In a subsection titled 'The Roman Empire as a Narrative Framework' Rüpke talked about Valerius Maximus's nine books of Memorable Deeds and Sayings in which Valerius opens with a prayer-like invocation of Augustus Tiberius. The end of the work again makes reference to the ruler or, more precisely, to his virtues of “imperial rectitude” and “the Caesar’s unconquerable fortitude.” By this means, Valerius inserted into the new monarchic order a text that presents countless examples of commendable acts and virtues. For him, the new order of the Principate, reflecting a Republic that he could only imagine, as it already lay beyond his own power of recollection, allowed a glimpse of a kind of treasure house of solid values and individual initiative.

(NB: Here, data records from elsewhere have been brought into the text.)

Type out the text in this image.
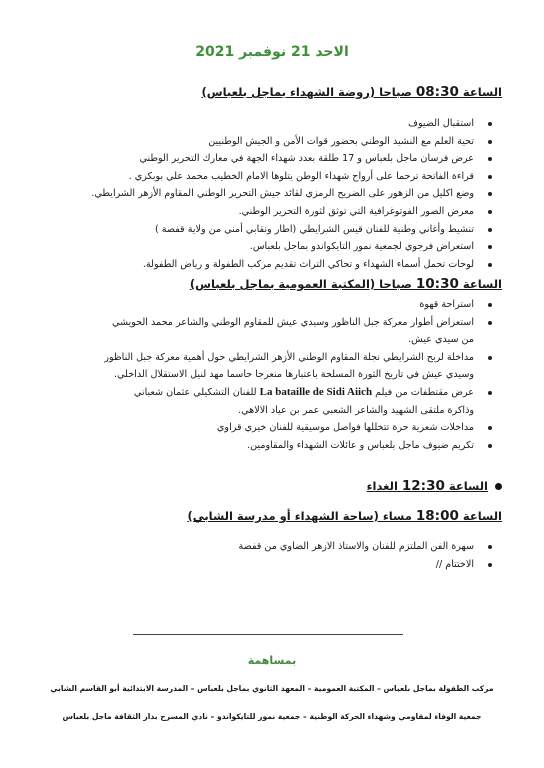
الاحد 21 نوفمبر 2021
الساعة 08:30 صباحا (روضة الشهداء بماجل بلعباس)
استقبال الضيوف
تحية العلم مع النشيد الوطني بحضور قوات الأمن و الجيش الوطنيين
عرض فرسان ماجل بلعباس و 17 طلقة بعدد شهداء الجهة في معارك التحرير الوطني
قراءة الفاتحة ترحما على أرواح شهداء الوطن يتلوها الامام الخطيب محمد علي بوبكري .
وضع اكليل من الزهور على الضريح الرمزي لقائد جيش التحرير الوطني المقاوم الأزهر الشرايطي.
معرض الصور الفوتوغرافية التي توثق لثورة التحرير الوطني.
تنشيط وأغاني وطنية للفنان قيس الشرايطي (اطار ونقابي أمني من ولاية قفصة )
استعراض فرجوي لجمعية نمور التايكواندو بماجل بلعباس.
لوحات تحمل أسماء الشهداء و تحاكي التراث تقديم مركب الطفولة و رياض الطفولة.
الساعة 10:30 صباحا (المكتبة العمومية بماجل بلعباس)
استراحة قهوة
استعراض أطوار معركة جبل الناظور وسيدي عيش للمقاوم الوطني والشاعر محمد الحويشي
من سيدي عيش.
مداخلة لربح الشرايطي نجلة المقاوم الوطني الأزهر الشرايطي حول أهمية معركة جبل الناظور
وسيدي عيش في تاريخ الثورة المسلحة باعتبارها منعرجا حاسما مهد لنيل الاستقلال الداخلي.
عرض مقتطفات من فيلم La bataille de Sidi Aiich للفنان التشكيلي عثمان شعباني
وذاكرة ملتقى الشهيد والشاعر الشعبي عمر بن عياد الالاهي.
مداخلات شعرية حرة تتخللها فواصل موسيقية للفنان خيري قراوي
تكريم ضيوف ماجل بلعباس و عائلات الشهداء والمقاومين.
الساعة 12:30 الغداء
الساعة 18:00 مساء (ساحة الشهداء أو مدرسة الشابي)
سهرة الفن الملتزم للفنان والاستاذ الازهر الضاوي من قفصة
الاختتام //
بمساهمة
مركب الطفولة بماجل بلعباس – المكتبة العمومية – المعهد الثانوي بماجل بلعباس – المدرسة الابتدائية أبو القاسم الشابي
جمعية الوفاء لمقاومي وشهداء الحركة الوطنية – جمعية نمور للتايكواندو – نادي المسرح بدار الثقافة ماجل بلعباس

Rüpke then refers to the so-called First Epistle of Clement, written in Rome in the first half of the second century AD, a providing a similar and equally surprising framework, opening with a formula in which the community in Rome recommends the text to the community in Corinth, and understands both of these “people’s assemblies” (ekklesiai) as ephemeral groupings sanctified by God through the Lord Jesus Christ.

In a substantial closing prayer, the author seeks safety and protection, with a nod also to terrestrial rulers and leaders (60.4). Their dominion is then justified theologically (61), before the writer eventually returns to the themes of insurrection and peace (63.1, 3). There is a matter that he initially tries to downplay, but then proceeds to address in his opening remarks, with sadness and inner turmoil (1.1), where he almost unwillingly concedes that the entire retelling of the biblical story, with accompanying ethical reflections, is framed by the imperial reality that both sender and addressee, in Rome and Corinth, share.



eta: I'd say Clement was elevated from the mention in the Shepherd of Hermas as a disseminater of Hermas' epistle, and possibly helped by the mentions of a person of the same name in the Pauline Philippians 4, to be author of his own work and, as Ben argues, elevated to the role of bishop or pope (Clement may have written 1 Clement or other texts, or both, but there does not seem to be any extant evidence of that).